- Full name: Blanca Castroviejo Fisher
- Born: 11 February 1985 (age 41) Seville, Spain

Gymnastics career
- Discipline: Rhythmic gymnastics
- Country represented: Spain (2000-2003)
- Club: Club Gimnasia Ritmica Marbella
- Head coach: Rosa Menor
- Assistant coach: Noelia Fernández
- Retired: yes

= Blanca Castroviejo =

Spanish rhythmic gymnast

Blanca Castroviejo Fisher (born 11 February 1985) is a retired Spanish rhythmic gymnast. She was a member of the national senior group from 2001 to 2003.

== Biography ==
Blanca took up rhythmic gymnastics when he was 7 years old, as an extracurricular activity at her school, Claret de Seville. At the age of 10, the coach of the Marbella Rhythmic Gymnastics Club selected her to be part of the Plan for Technique and Detection of New Talents and she joined the gymnasts of the Specialized Center for Sports Technique of Rhythmic Gymnastics (CETD) of Marbella. Being part of the club, she won various medal at Spanish championships in various categories.

In 2000, at the age of 15, she was called up to be part of the Spanish national team as part of the group. Since then she trained an average of 8 hours a day at the Madrid High Performance Center under the orders first of Nancy Usero, from March 2001 of Nina Vitrichenko, and since October 2001 of Rosa Menor. In 2001, at the S.M. Trophy Margarita in Bulgaria, the group won 3 silver medals, in the All-Around and in the apparatus finals. Later, she would compete as a substitute gymnast in the 10 clubs exercise and as a starter in the 3 ropes and 2 balls one at the European Championships in Geneva, where the group was 7th in the All-Around and with 10 clubs, 8th with 3 ropes and 2 balls. That year the group was made up of Blanca, Sonia Abejón, Belén Aguado, Bárbara González Oteiza, Marta Linares and Aida Otero. That same year she entered the Olympic Andalusia Plan for the 2004 Athens Olympic Games.

The following year, in 2002, he was a starter in both exercises, 5 ribbons one and the 3 ropes and 2 balls, at the World Championships in New Orleans, where the Blanca, along Sonia Abejón, Belén Aguado, Bárbara González Oteiza, Marta Linares and Isabel Pagán, finished 9th in the All-Around and 7th in the 5 ribbons' final.

In February 2003, the group won the 3 golds at the Madeira International Tournament. During the Sant Petersburg Pearls Trophy they won 3 bronzes. Later, in the Torrevieja International Triangular she won silver in the All-Around.
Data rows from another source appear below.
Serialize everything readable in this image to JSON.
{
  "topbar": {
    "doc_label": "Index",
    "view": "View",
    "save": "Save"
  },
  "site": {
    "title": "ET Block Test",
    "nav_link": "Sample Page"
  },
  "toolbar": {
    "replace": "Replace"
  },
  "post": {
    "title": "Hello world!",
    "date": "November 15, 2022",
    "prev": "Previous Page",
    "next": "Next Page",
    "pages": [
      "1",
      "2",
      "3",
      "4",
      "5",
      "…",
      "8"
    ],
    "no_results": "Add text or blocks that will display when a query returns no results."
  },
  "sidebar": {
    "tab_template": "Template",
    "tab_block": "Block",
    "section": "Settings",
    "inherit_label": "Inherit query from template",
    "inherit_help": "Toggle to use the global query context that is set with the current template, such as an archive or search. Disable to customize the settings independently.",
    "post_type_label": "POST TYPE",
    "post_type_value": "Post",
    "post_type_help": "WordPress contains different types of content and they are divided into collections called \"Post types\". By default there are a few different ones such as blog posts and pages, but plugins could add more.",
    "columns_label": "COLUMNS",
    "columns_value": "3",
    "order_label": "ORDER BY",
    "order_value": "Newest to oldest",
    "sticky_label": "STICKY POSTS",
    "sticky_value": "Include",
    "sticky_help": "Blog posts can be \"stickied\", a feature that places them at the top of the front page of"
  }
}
Her last competition as a member of the national team was the 2003 European Rhythmic Gymnastics Championships, held in April in the German city of Riesa, competing along Sonia Abejón, Bárbara González Oteiza, Lara González, Isabel Pagán and Nuria Velasco, she finished 6th in the All-Around, 7th with 3 hoops & 2 balls and 8th with 5 ribbons. In May of that year she left the team voluntarily due to a serious foot injury and differences with the coaching staff. The national team coordinator, Ludmila Dimitrova, convinced her to join as an individual gymnast, remaining in the individual team for three weeks, however, at the end of June 2003 she officially announced her retirement from competition, returning to Seville.

Later she studied administration and finance.